Und die übrigen zwanzig Prozent?

Die sind zurzeit die wichtigsten, glaube ich. Denn das sind Aktivitäten, für die ich mich bewusst entscheide. Dazu gehören enge soziale Beziehungen etwa zu Familie und zu Freunden. Und dazu zählen auch Engagement und Ehrenämter. Wer sich bewusst für Qualitäten wie diese entscheidet, geht zuversichtlicher in den Tag. Gerade in diesen Tagen sieht man dafür viele positive Beispiele: Alle, die älteren Nachbarn ihre Hilfe bei Einkauf oder anderen Erledigungen anbieten. Oder plötzlich freie Abende nutzen, um Freunde oder Verwandte anzurufen, die sie lange nicht gesprochen haben. Wer jetzt agiert und interagiert, fühlt sich nicht in einer Opferrolle, sondern als Handelnder. Das gilt im Übrigen auch im Arbeitsleben generell: Wer im Job mitentscheiden kann, ist glücklicher.

 

Und damit Teil eines Größeren ….

Ganz genau. Wichtig ist aber auch, dass mir dies ab und an jemand bestätigt. Deshalb finde ich es auch wichtig und richtig, dass Angela Merkel in ihrer Fernsehansprache betont hat, dass es auf jeden Einzelnen von uns ankommt. Es geht um die Gemeinschaft – nur die macht zufrieden. Ob in der Firma, im Land oder weltweit.

 

Aber ohne Geld geht es ja auch nicht?

Selbstverständlich ist ein festes Einkommen die Grundlage. Aber wir wissen aus allen Untersuchungen, dass Geld und Konsum nicht glücklich machen. Noch ein Paar Schuhe oder ein weiteres T-Shirt machen nicht zufriedener. Freunde zu haben und sich einzubringen, beispielsweise in einem Verein, dagegen schon.
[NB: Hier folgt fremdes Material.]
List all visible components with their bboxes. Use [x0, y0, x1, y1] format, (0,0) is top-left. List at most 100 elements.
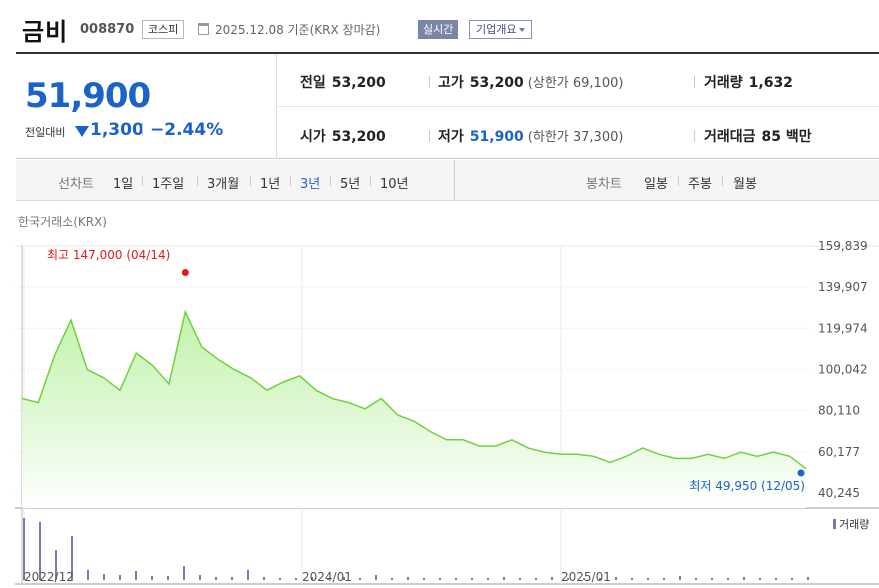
- volume-bar: [119, 575, 121, 580]
- volume-bar: [759, 578, 761, 580]
- volume-bar: [199, 575, 201, 580]
- stock-header: 금비 008870 코스피 2025.12.08 기준(KRX 장마감) 실시간…: [0, 0, 879, 52]
- volume-bar: [631, 578, 633, 580]
- stat-amount: 거래대금 85 백만: [704, 126, 812, 146]
- stat-label: 거래대금: [704, 129, 756, 145]
- stat-value: 1,632: [748, 75, 793, 91]
- stat-label: 전일: [300, 75, 326, 91]
- tab-weekly[interactable]: 주봉: [688, 177, 712, 192]
- divider: [694, 76, 695, 88]
- divider: [678, 176, 679, 186]
- divider: [290, 176, 291, 186]
- calendar-icon: [198, 23, 209, 35]
- y-axis: 159,839 139,907 119,974 100,042 80,110 60,177…: [818, 239, 868, 500]
- y-tick-label: 40,245: [818, 486, 860, 500]
- volume-bar: [487, 578, 489, 580]
- stat-low: 저가 51,900 (하한가 37,300): [438, 126, 623, 146]
- volume-bar: [391, 578, 393, 580]
- divider: [250, 176, 251, 186]
- lower-limit: (하한가 37,300): [527, 130, 624, 145]
- volume-bar: [423, 578, 425, 580]
- volume-bar: [311, 577, 313, 580]
- chart-period-tabs: 선차트 1일 1주일 3개월 1년 3년 5년 10년 봉차트 일봉 주봉 월봉: [16, 160, 879, 201]
- y-tick-label: 159,839: [818, 239, 868, 253]
- y-tick-label: 60,177: [818, 445, 860, 459]
- stat-value: 51,900: [469, 129, 524, 145]
- volume-bar: [647, 578, 649, 580]
- x-tick-label: 2025/01: [561, 570, 611, 584]
- divider: [330, 176, 331, 186]
- divider: [429, 130, 430, 142]
- volume-bar: [551, 577, 553, 580]
- volume-bar: [327, 578, 329, 580]
- tab-1d[interactable]: 1일: [113, 177, 134, 192]
- volume-bar: [247, 570, 249, 580]
- stats-row-divider: [278, 54, 879, 107]
- stat-high: 고가 53,200 (상한가 69,100): [438, 72, 623, 92]
- x-tick-label: 2024/01: [302, 570, 352, 584]
- stat-volume: 거래량 1,632: [704, 72, 793, 92]
- volume-bar: [455, 578, 457, 580]
- max-point: [181, 269, 189, 277]
- tab-1y[interactable]: 1년: [260, 177, 281, 192]
- divider: [454, 160, 455, 200]
- volume-legend: 거래량: [833, 516, 869, 532]
- volume-bar: [23, 518, 25, 580]
- annotations: 최고 147,000 (04/14) 최저 49,950 (12/05): [47, 248, 805, 493]
- volume-bar: [183, 566, 185, 580]
- y-tick-label: 119,974: [818, 321, 868, 335]
- company-overview-dropdown[interactable]: 기업개요: [469, 20, 533, 39]
- stat-label: 저가: [438, 129, 464, 145]
- volume-bar: [439, 578, 441, 580]
- tab-10y[interactable]: 10년: [380, 177, 409, 192]
- volume-bar: [167, 576, 169, 580]
- tab-5y[interactable]: 5년: [340, 177, 361, 192]
- line-chart-label: 선차트: [58, 177, 94, 192]
- realtime-button[interactable]: 실시간: [418, 20, 459, 39]
- upper-limit: (상한가 69,100): [527, 76, 624, 91]
- volume-bar: [471, 578, 473, 580]
- stat-label: 거래량: [704, 75, 743, 91]
- price-chart[interactable]: 159,839 139,907 119,974 100,042 80,110 60,177…: [0, 230, 879, 588]
- chart-title: 한국거래소(KRX): [18, 215, 107, 229]
- min-annotation: 최저 49,950 (12/05): [689, 479, 805, 493]
- stat-value: 53,200: [331, 75, 386, 91]
- reference-date: 2025.12.08 기준(KRX 장마감): [215, 23, 381, 37]
- chevron-down-icon: [519, 28, 526, 32]
- divider: [694, 130, 695, 142]
- company-overview-label: 기업개요: [476, 23, 517, 36]
- change-value: 1,300: [90, 120, 144, 140]
- price-line: [21, 309, 807, 470]
- y-tick-label: 139,907: [818, 280, 868, 294]
- volume-bar: [135, 571, 137, 580]
- tab-3m[interactable]: 3개월: [207, 177, 240, 192]
- tab-monthly[interactable]: 월봉: [733, 177, 757, 192]
- volume-bar: [375, 575, 377, 580]
- volume-bar: [599, 578, 601, 580]
- volume-bar: [263, 577, 265, 580]
- divider: [722, 176, 723, 186]
- price-series: [21, 309, 807, 508]
- stat-value: 85 백만: [761, 129, 812, 145]
- tab-3y[interactable]: 3년: [300, 177, 321, 192]
- divider: [429, 76, 430, 88]
- legend-swatch: [833, 519, 836, 529]
- volume-bar: [663, 578, 665, 580]
- volume-bar: [615, 577, 617, 580]
- stat-value: 53,200: [331, 129, 386, 145]
- volume-bar: [567, 578, 569, 580]
- divider: [142, 176, 143, 186]
- volume-bar: [807, 577, 809, 580]
- volume-bar: [727, 578, 729, 580]
- candle-chart-label: 봉차트: [586, 177, 622, 192]
- y-tick-label: 100,042: [818, 363, 868, 377]
- tab-1w[interactable]: 1주일: [152, 177, 185, 192]
- price-summary: 51,900 전일대비 1,300 −2.44% 전일 53,200 고가 53,2…: [16, 52, 879, 159]
- volume-legend-label: 거래량: [839, 518, 870, 531]
- volume-bar: [679, 576, 681, 580]
- tab-daily[interactable]: 일봉: [644, 177, 668, 192]
- volume-bar: [519, 578, 521, 580]
- volume-bar: [231, 577, 233, 580]
- volume-bar: [791, 578, 793, 580]
- volume-bar: [535, 578, 537, 580]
Das ist zwar auch eine Frage der Persönlichkeit, aber wer sich aktiv fürs Engagement entscheidet, ist definitiv zufriedener. Und ganz sicher auch krisenfester. Hamsterkäufe, wie sie manche jetzt tätigen, machen auf jeden Fall nicht zufriedener. Wer zufrieden ist, ist zuversichtlicher und hamstert nicht. Schon gar nicht auf Kosten anderer.

 

Und was wird nach der Corona-Krise sein?

Eine Hoffnung, die ich habe, ist, dass wir zum stärkeren Nachdenken über die Zukunft angeregt werden. Welche Bedeutung haben beispielsweise globale Lieferketten – muss alles just in time laufen? Und können wir Effizienz und Kosteneinsparungen so weitertreiben wie bisher? Geld und Konsum allein machen nicht glücklich, das kann ich als Glücksforscher nur immer wieder betonen.